Paul gave evidence at the Arbitration that he had a fleeting view of Emma in the room, with Jim and Allen holding her on the bench and stated he thought that Allen was “tickling” Emma. He stated that he did not see any evidence of Emma’s pants being undone. Paul indicated that when he made a joke about what he saw (and assumed had been a prank) in the lunch room, Allen threatened him by telling him to “keep his mouth shut” and implied that he would not “be there” when Paul needed help in the Facility. Numerous witnesses described Emma’s mood as significantly different after the event had occurred.

Emma testified that after the event, she resumed her shift in the control room with Allen and Jim and that they attempted to intimidate her further. She testified that Allen told her that if he had her pants down in the change room he would have raped her (using extremely vulgar terms). Allen also dropped a pencil and when he picked it up, attempted to pry Emma’s legs open and made comments about oral sex. Jim and Allen denied these allegations and there was nobody else in the room.

The Investigation

Jim and Allen were suspended and an investigation occurred. Credibility was at issue and the investigator’s made the conclusions that Emma’s entire statement was “believable because her credibility remains strong” and that Emma “presented as a very honest witness” who spoke of her own part in previous joking with Allen and Jim. In cross-examination the investigator was questioned on some inconsistencies in Emma’s version with the attempt to undermine the credibility finding.

The Arbitration Finding

The Arbitration Board set out on the difficult task of determining the facts of the case. They relied on cautions seen in Faryna v. Chorney [1952] 2 D.L.R. 354 (B.C.C.A.) at 357, which we have seen referenced commonly and which relates specifically to the considerations necessary to determine credibility. One of the more important points in this award is the difference in the assessment tool of the Arbitration Panel and the internal investigation. Although they reach, essentially, the same conclusion, one is based on statements like “presented as a very honest witness”, which is open to attack and interpretation and the other is based on a reasoned, methodical analysis, supported by the jurisprudence related to the topic. After careful consideration, the Panel preferred Emma’s version of the events that day and upheld the dismissal of Allen. The Panel substituted a suspension for Jim, with the reasoning that he was not as involved in the direct actions against Emma (not undoing her pants or making the threats or comments later in the day) and that he made several attempts to determine if Emma was okay, showing some concern for her well-being. The Panel concluded that Jim was disentitled to any back pay (for over 3 years) or other compensation.

To Consider

I ask myself: What part did the permissive environment play in this case? Why does almost every environment consider itself somehow special to the point where activities like this can be condoned by management? By people who are supposed to be leaders in the organization?

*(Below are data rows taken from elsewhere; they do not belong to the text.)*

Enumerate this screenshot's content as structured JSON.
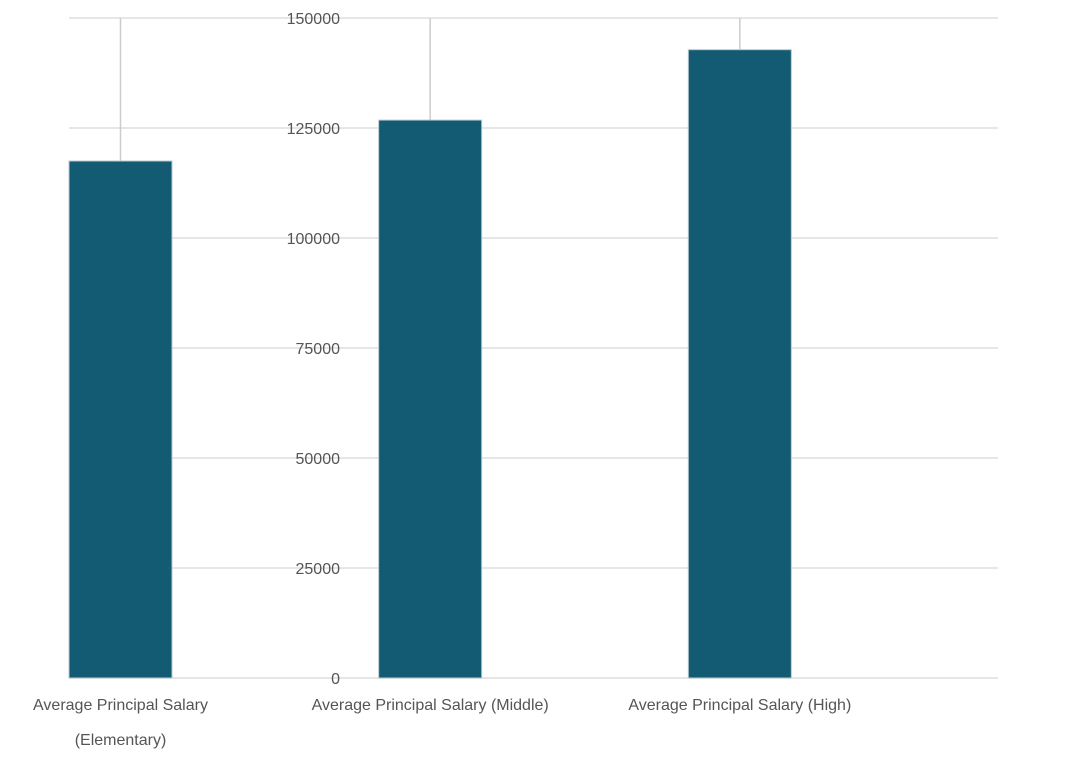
{
  "chart_data": {
    "type": "bar",
    "title": "",
    "xlabel": "",
    "ylabel": "",
    "categories": [
      [
        "Average Principal Salary",
        "(Elementary)"
      ],
      [
        "Average Principal Salary (Middle)"
      ],
      [
        "Average Principal Salary (High)"
      ]
    ],
    "values": [
      117500,
      126800,
      142800
    ],
    "ylim": [
      0,
      150000
    ],
    "yticks": [
      "0",
      "25000",
      "50000",
      "75000",
      "100000",
      "125000",
      "150000"
    ],
    "grid": true,
    "legend": "none",
    "colors": {
      "bar": "#135a73",
      "grid": "#dddddd",
      "tick_text": "#555555"
    }
  }
}
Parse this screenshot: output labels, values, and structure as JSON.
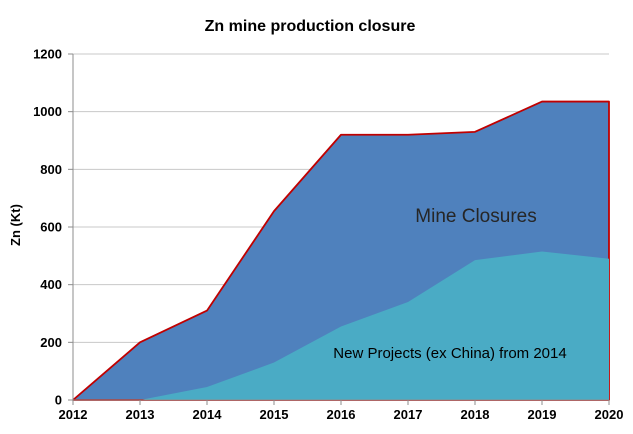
{
  "chart_data": {
    "type": "area",
    "title": "Zn mine production closure",
    "ylabel": "Zn (Kt)",
    "xlabel": "",
    "x": [
      "2012",
      "2013",
      "2014",
      "2015",
      "2016",
      "2017",
      "2018",
      "2019",
      "2020"
    ],
    "ylim": [
      0,
      1200
    ],
    "y_ticks": [
      0,
      200,
      400,
      600,
      800,
      1000,
      1200
    ],
    "grid": "horizontal",
    "legend_position": "none (series labeled by text inside plot)",
    "series": [
      {
        "name": "Mine Closures",
        "values": [
          0,
          200,
          310,
          655,
          920,
          920,
          930,
          1035,
          1035
        ],
        "values_meaning": "top boundary in Kt (red-edged blue area)",
        "fill": "#4f81bd",
        "edge": "#c00000"
      },
      {
        "name": "New Projects (ex China) from 2014",
        "values": [
          0,
          0,
          45,
          130,
          255,
          340,
          485,
          515,
          490
        ],
        "values_meaning": "top boundary in Kt (teal area overlapping bottom of blue area)",
        "fill": "#4aabc5",
        "edge": "none"
      }
    ]
  },
  "colors": {
    "background": "#ffffff",
    "gridline": "#c8c8c8",
    "axis": "#8c8c8c",
    "text": "#000000",
    "mine_closures_fill": "#4f81bd",
    "mine_closures_edge": "#c00000",
    "new_projects_fill": "#4aabc5"
  }
}
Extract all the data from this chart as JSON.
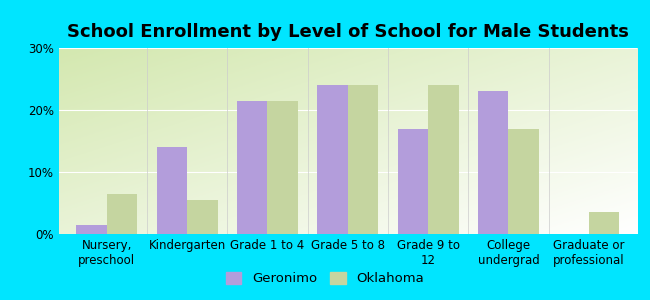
{
  "title": "School Enrollment by Level of School for Male Students",
  "categories": [
    "Nursery,\npreschool",
    "Kindergarten",
    "Grade 1 to 4",
    "Grade 5 to 8",
    "Grade 9 to\n12",
    "College\nundergrad",
    "Graduate or\nprofessional"
  ],
  "geronimo": [
    1.5,
    14.0,
    21.5,
    24.0,
    17.0,
    23.0,
    0.0
  ],
  "oklahoma": [
    6.5,
    5.5,
    21.5,
    24.0,
    24.0,
    17.0,
    3.5
  ],
  "geronimo_color": "#b39ddb",
  "oklahoma_color": "#c5d5a0",
  "background_color": "#00e5ff",
  "ylim": [
    0,
    30
  ],
  "yticks": [
    0,
    10,
    20,
    30
  ],
  "ytick_labels": [
    "0%",
    "10%",
    "20%",
    "30%"
  ],
  "legend_geronimo": "Geronimo",
  "legend_oklahoma": "Oklahoma",
  "title_fontsize": 13,
  "tick_fontsize": 8.5,
  "legend_fontsize": 9.5,
  "bar_width": 0.38
}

I ask myself how I do my job, investigating and training. Is it simply enough to believe a witness, how do I determine credibility, and how would I answer cross-examination on the cases I am currently working on. How do I affect the individuals I encounter and the organizations that come out to training or hire us to conduct investigations?

I, for one, wish to do all I can to limit this type of behaviour in all workplaces, no matter how unique they deem themselves. For my part, I’ll help train managers to recognize their responsibilities and duties in eliminating these examples and I’ll train investigators to ask themselves just what they will do when faced with cross-examination related to their investigative techniques and conclusions.